В роту прибыло пополнение, помкомвзвода стал ст. сержант Чалбаш, из удмуртов или марийцев. Он был членом партии (у нас большая редкость), очень заносчивым, выставлял себя утонченной личностью. Таскал полевую сумку и… футляр со скрипкой.
Даже на нас, не слышавших ничего, кроме расстроенной гармошки, его музыка производила гнетущее впечатление. Он всегда винил гнилую погоду и отсутствие «настоящей» канифоли.
Сидим мы вечером около казармы, отдыхаем. Выходит Чалбаш со скрипкой, начинает упражняться.
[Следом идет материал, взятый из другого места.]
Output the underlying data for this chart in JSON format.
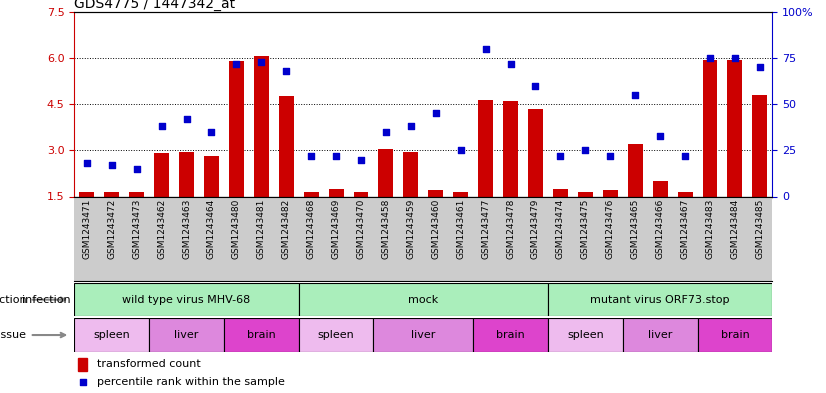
{
  "title": "GDS4775 / 1447342_at",
  "samples": [
    "GSM1243471",
    "GSM1243472",
    "GSM1243473",
    "GSM1243462",
    "GSM1243463",
    "GSM1243464",
    "GSM1243480",
    "GSM1243481",
    "GSM1243482",
    "GSM1243468",
    "GSM1243469",
    "GSM1243470",
    "GSM1243458",
    "GSM1243459",
    "GSM1243460",
    "GSM1243461",
    "GSM1243477",
    "GSM1243478",
    "GSM1243479",
    "GSM1243474",
    "GSM1243475",
    "GSM1243476",
    "GSM1243465",
    "GSM1243466",
    "GSM1243467",
    "GSM1243483",
    "GSM1243484",
    "GSM1243485"
  ],
  "transformed_count": [
    1.65,
    1.65,
    1.65,
    2.9,
    2.95,
    2.8,
    5.9,
    6.05,
    4.75,
    1.65,
    1.75,
    1.65,
    3.05,
    2.95,
    1.7,
    1.65,
    4.65,
    4.6,
    4.35,
    1.75,
    1.65,
    1.7,
    3.2,
    2.0,
    1.65,
    5.95,
    5.95,
    4.8
  ],
  "percentile_rank": [
    18,
    17,
    15,
    38,
    42,
    35,
    72,
    73,
    68,
    22,
    22,
    20,
    35,
    38,
    45,
    25,
    80,
    72,
    60,
    22,
    25,
    22,
    55,
    33,
    22,
    75,
    75,
    70
  ],
  "ylim_left": [
    1.5,
    7.5
  ],
  "ylim_right": [
    0,
    100
  ],
  "yticks_left": [
    1.5,
    3.0,
    4.5,
    6.0,
    7.5
  ],
  "yticks_right": [
    0,
    25,
    50,
    75,
    100
  ],
  "bar_color": "#cc0000",
  "dot_color": "#0000cc",
  "infection_groups": [
    {
      "label": "wild type virus MHV-68",
      "start": 0,
      "end": 8
    },
    {
      "label": "mock",
      "start": 9,
      "end": 18
    },
    {
      "label": "mutant virus ORF73.stop",
      "start": 19,
      "end": 27
    }
  ],
  "tissue_groups": [
    {
      "label": "spleen",
      "start": 0,
      "end": 2,
      "color": "#eebbee"
    },
    {
      "label": "liver",
      "start": 3,
      "end": 5,
      "color": "#dd88dd"
    },
    {
      "label": "brain",
      "start": 6,
      "end": 8,
      "color": "#dd44cc"
    },
    {
      "label": "spleen",
      "start": 9,
      "end": 11,
      "color": "#eebbee"
    },
    {
      "label": "liver",
      "start": 12,
      "end": 15,
      "color": "#dd88dd"
    },
    {
      "label": "brain",
      "start": 16,
      "end": 18,
      "color": "#dd44cc"
    },
    {
      "label": "spleen",
      "start": 19,
      "end": 21,
      "color": "#eebbee"
    },
    {
      "label": "liver",
      "start": 22,
      "end": 24,
      "color": "#dd88dd"
    },
    {
      "label": "brain",
      "start": 25,
      "end": 27,
      "color": "#dd44cc"
    }
  ],
  "inf_color": "#aaeebb",
  "xlabel_bg": "#cccccc",
  "infection_label": "infection",
  "tissue_label": "tissue"
}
От скуки подкидываем реплики. И вот из одной стодолы к скрипачу робко приближается старичок лет пятидесяти, заросший, с жиденькой бородёнкой, в домотканой, грубой, поношенной свитке. Постоял, послушал, осмелел: «Товарищок, позволь поглядеть на музы́ку», — «Чего тебе?» — это Чалбаш. «А говорю, позволь подержать вашу скрипочку».— «Руки сначала научись мыть!».
Тут вступила братия: «Чалбаш, хуже тебя никто не сможет издеваться над инструментом».
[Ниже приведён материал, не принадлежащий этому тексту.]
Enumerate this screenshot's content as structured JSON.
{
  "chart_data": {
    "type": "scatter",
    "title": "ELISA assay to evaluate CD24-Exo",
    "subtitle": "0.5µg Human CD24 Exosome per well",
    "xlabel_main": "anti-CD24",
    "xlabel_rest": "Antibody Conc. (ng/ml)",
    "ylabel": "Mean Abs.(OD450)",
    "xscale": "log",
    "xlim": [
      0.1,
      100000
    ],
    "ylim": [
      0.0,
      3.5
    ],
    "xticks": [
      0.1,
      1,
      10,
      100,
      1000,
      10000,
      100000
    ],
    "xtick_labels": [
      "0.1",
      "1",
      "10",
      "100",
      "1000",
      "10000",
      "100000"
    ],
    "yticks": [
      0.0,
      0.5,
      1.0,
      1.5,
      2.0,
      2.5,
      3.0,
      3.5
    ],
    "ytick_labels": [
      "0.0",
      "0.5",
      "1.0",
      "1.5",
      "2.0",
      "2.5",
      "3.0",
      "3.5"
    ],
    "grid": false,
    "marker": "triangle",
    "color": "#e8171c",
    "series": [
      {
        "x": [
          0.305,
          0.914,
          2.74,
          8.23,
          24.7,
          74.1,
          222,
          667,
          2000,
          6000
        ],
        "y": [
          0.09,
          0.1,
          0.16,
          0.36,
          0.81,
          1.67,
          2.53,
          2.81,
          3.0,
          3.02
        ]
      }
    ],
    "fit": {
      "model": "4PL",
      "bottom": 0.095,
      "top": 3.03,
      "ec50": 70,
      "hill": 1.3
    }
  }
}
С огромной неохотой передает. «Смотри, дед, не порви струны».— «Будьте спокойны, как малое дите держать буду». Легонько, пальцем подергал струны: «Самую малость отпущу вот эту и вот эту». Чуть-чуть покрутил, легонько коснулся смычком струны и извлек еле слышный звук. И… вдруг заиграл что-то такое печальное и торжественное, что у всех дух захватило!..
Он оборвал игру на самой высокой ноте и подал скрипку владельцу: «Спасибо, товарищок, очень хорошая музы́чка»,— и повернулся, пошел согнутый, жалкенький, тщедушный. Мы и рта раскрыть не успели. А когда обрели наконец дар речи, его уже поглотила стодола.
От Чалбаша требовали догнать старика и отдать ему скрипку, пусть доставляет наслаждение людям.
А мне последний мотив врезался в память…».
Предатель
«Заходим в хату. На чурбане сидит мужичок лет сорока, без обеих ног. В хате пятеро детей от восьми лет до грудного возраста. У печки возится хозяйка.
Хозяин болен грыжей, в армию призван не был, служил на почте связистом. Наши в 1941-м откатились стремительно. Пришли немцы, всех вызвали, указали, кто где должен работать. За отказ лишали земельного надела, а некоторых угоняли в Германию. Жена только что родила, детей уже четверо. И он пошел натягивать провода.
В лесах появились партизаны, стали рвать провода. Немцы заставляли местных работников восстанавливать связь. Партизаны пришли к нему домой, потребовали, чтобы он сам рвал провода. И вот он ночью честно порвет, а утром идет восстанавливать.
Один раз он порвал провода, днем пошел восстанавливать, а на его же следах партизаны поставили мину, и он остался без ног.
Немцы его вылечили, помогли продуктами. Пришли наши, потаскали и оставили в покое.
Теперь пенсии никакой, и он потихоньку зарабатывает на пропитание, делает из дюралюминия гребешки и расчески. Самолетов разбитых вокруг много, дети натаскали дюраля, напрятали. Года на три хватит. А там детишки подрастут, помогать будут.
…Уходя, я думал, как же будет с детьми? Ведь на них все время будет висеть клеймо «дети предателя». Кем они вырастут? И кто в этом виноват?»
Освободители
«Тянулись ободранные войной места. Разрушенные города, в которых не угадывались даже кварталы».
«Стоим в селе. В кучке ржущих солдат мечется бабёнка, причитает. Подходит ротный политрук: почему шум? А бабёнка все норовит с одного солдата стащить плащ-палатку, упоминает голых детишек. Действительно, замечаю троих детей, двойняшек лет по пяти и двухгодовалого мальчика. Животики вздутые, ножонки кривые, тоненькие, почти совсем голые.
Выясняется: солдат предложил бабёнке поиграться, за это обещал плащ-палатку; а чтобы у женщины сомнений в оплате не было, палатку предложил подстелить под спину. Бабёнка клюнула, и с ней поиграли все, кому была охота, а потом и палатку выдернули. Так она насчет изнасилования претензий не имеет, а вот плащ-палатку требует вернуть, как было договорено».
«В Польше нас заставили привести себя в божеский вид: пришить пуговицы, заштопать дыры, побриться, постричься. Ведь мы начинаем выполнять освободительную миссию! Из строя не выходить, на привалах не гадить где попало, в туалет ходить в отведенное место, потом закидывать его землей. Как только приближаемся к населенному пункту — команда: подтянись, подравняйсь, запевай! Ну а запевалой-то, конечно, Зоткин. Но я сбежал в магазин.